Places to see birds

Fowlmere RSPB Reserve near Cambridge

http://www.rspb.org.uk/reserves/guide/f/fowlmere/index.asp

Fowlmere RSPB Reserve near Cambridge
Peter Antram

Fowlmere is an RSPB Reserve near Cambridge. An isolated fen of some 86 acres situated within arable farmland, it comprises reedbeds and pools fed by spring water including a crystal clear chalk stream which runs through the reserve. The reserve also has areas of scrub and woodland giving it a wide range of habitat.

The surrounding arable fields are home to skylark which can be heard high in the sky. Listen out also for yellowhammer and corn bunting which may be perched on the telephone wires.
The reserve is home to a number of warbler species and is excellent for learning not just the different plumages but also the songs and calls.

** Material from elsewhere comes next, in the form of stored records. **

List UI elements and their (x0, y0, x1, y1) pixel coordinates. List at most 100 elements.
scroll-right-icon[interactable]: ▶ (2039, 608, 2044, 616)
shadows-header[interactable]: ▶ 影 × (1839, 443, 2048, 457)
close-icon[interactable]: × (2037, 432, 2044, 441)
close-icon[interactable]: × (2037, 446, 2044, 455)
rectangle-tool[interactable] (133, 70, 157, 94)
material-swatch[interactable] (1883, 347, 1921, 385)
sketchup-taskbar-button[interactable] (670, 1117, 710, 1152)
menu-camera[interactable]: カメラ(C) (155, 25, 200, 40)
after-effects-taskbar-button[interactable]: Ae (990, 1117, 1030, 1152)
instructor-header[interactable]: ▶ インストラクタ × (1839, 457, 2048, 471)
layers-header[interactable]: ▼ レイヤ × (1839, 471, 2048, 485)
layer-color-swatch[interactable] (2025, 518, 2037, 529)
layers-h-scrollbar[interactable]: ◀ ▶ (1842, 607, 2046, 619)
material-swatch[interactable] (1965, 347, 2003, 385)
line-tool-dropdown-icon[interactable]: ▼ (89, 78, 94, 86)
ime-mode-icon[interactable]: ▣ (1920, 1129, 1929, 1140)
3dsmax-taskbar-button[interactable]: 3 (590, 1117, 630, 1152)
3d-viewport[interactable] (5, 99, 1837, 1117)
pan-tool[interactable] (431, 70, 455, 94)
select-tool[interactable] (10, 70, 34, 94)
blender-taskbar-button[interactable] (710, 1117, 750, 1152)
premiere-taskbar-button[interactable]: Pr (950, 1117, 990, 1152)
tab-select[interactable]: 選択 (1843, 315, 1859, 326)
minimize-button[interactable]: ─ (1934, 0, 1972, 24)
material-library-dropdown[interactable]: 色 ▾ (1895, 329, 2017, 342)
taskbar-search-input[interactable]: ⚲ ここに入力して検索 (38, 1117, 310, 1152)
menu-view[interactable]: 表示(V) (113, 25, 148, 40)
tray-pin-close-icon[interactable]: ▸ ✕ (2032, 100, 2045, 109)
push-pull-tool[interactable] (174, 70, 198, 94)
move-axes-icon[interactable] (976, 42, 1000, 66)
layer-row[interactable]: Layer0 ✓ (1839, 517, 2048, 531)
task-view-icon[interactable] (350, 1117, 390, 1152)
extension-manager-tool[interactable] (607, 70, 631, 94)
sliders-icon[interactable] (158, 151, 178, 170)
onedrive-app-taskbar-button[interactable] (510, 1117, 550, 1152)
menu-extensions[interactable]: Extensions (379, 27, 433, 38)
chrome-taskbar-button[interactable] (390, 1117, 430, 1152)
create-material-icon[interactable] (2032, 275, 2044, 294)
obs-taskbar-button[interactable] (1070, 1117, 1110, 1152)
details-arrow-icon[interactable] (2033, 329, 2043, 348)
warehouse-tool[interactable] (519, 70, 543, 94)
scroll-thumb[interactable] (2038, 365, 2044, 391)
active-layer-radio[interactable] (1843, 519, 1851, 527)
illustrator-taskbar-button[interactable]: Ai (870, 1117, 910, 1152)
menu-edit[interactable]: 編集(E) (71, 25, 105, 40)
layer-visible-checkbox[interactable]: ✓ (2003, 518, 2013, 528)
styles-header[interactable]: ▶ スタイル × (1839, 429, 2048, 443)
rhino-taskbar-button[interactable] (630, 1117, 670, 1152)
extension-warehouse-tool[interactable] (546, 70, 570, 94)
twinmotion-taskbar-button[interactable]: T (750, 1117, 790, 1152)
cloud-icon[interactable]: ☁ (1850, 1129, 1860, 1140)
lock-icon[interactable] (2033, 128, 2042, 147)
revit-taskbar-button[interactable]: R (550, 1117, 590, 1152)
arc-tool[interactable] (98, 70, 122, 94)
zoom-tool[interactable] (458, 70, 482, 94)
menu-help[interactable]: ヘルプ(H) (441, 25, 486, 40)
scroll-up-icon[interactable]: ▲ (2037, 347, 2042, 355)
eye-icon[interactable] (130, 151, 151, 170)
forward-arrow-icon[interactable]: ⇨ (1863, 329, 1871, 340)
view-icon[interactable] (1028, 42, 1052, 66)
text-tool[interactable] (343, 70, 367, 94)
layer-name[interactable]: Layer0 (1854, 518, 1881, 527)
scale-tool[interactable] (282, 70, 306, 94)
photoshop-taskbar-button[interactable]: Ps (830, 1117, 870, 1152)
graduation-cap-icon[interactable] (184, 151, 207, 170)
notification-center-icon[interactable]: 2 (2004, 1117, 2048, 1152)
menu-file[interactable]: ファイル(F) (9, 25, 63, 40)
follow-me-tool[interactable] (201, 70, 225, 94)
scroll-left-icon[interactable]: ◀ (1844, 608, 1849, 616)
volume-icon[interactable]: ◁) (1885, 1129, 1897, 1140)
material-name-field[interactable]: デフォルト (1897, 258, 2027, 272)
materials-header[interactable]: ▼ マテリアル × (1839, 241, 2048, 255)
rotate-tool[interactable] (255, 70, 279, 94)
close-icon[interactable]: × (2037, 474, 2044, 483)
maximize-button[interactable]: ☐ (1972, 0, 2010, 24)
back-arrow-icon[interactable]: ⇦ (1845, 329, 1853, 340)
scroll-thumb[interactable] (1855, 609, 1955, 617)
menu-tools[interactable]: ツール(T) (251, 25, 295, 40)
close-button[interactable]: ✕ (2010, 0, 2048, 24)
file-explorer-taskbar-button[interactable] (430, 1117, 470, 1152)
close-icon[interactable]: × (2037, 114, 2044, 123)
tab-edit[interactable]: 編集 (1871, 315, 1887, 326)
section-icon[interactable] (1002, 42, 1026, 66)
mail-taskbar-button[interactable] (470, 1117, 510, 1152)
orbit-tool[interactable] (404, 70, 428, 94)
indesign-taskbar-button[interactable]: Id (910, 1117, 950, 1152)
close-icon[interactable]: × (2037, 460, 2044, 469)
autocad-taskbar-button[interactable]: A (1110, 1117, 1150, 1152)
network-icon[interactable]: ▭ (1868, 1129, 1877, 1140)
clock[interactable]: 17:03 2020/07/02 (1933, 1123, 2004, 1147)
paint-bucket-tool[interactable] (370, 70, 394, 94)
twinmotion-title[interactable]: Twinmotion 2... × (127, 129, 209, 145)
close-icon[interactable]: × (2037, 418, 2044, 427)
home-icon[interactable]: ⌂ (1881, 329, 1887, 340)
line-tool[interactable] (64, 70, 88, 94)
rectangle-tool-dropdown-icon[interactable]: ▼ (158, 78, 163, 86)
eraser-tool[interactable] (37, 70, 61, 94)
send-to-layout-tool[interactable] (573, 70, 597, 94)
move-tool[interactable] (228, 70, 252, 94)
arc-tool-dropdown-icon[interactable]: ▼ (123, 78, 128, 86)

In the reedbeds the rather secretive reed warblers breed, their rather monotonous dreary call betraying their presence. But look out for this very plain reddish brown bird with the pale throat creeping up and down the red stems. The noisy sedge warbler chatters away as it rises into the air and parachutes down in a characteristic display flight. Look out for the distinctive cream supercilium. Chiffchaff and willow warblers are both present and are best distinguished by their calls and song. Common whitethroat is another warbler usually found in the scrubby areas with brambles. Listen out for the scratchy song and watch the tops of the brambles. Blackcap and garden warbler are two which look very different but sound quite similar, although for me the blackcap has a much more melodious song. Look out for them in the scrubby areas.

The raised hide which looks over the reedbed is a good place to stop and look. Cuckoos are frequently seen, seeking out the nests of reed warblers. And the purring telephone-like call of the turtle dove drifts over the reedbed from the surrounding trees. Look out also for a dashing hobby as it hunts hirundine or dragonflies over the reedbeds where kestrel may also hunt. Kingfisher may be seen as the sun catches that iridescent blue as it crosses the open water.
Little grebe, coot and moorhen all nest around the lagoon edges and water rail have been seen feeding their young. Fowlmere is a wonderful reserve to visit to enjoy some of our best flora and fauna. Not just the birds but grass snake, stoat and water shrews also have been seen on previous visits.

Copyright Fred Twilley 2002

Sightings from previous visits at various times of the year.
Teal, wigeon, shoveller, gadwall, mallard, tufted duck, pochard, coot, moorhen, water rail, little grebe, great crested grebe, mute swan, Canada goose, barnacle goose, kingfisher, common tern, siskin, redpoll, goldfinch, green finch, chaffinch, bullfinch, goldcrest, chiffchaff, willow warbler, blackcap, garden warbler, whitethroat, lesser whitethroat, nightingale, song thrush, mistle thrush, redwing, fieldfare, long-eared owl, bittern, smew, grey heron, cormorant, cuckoo, kestrel, sparrowhawk, great spotted woodpecker, lesser spotted woodpecker, green woodpecker, tree creeper, long-tailed, blue and great tits, robin.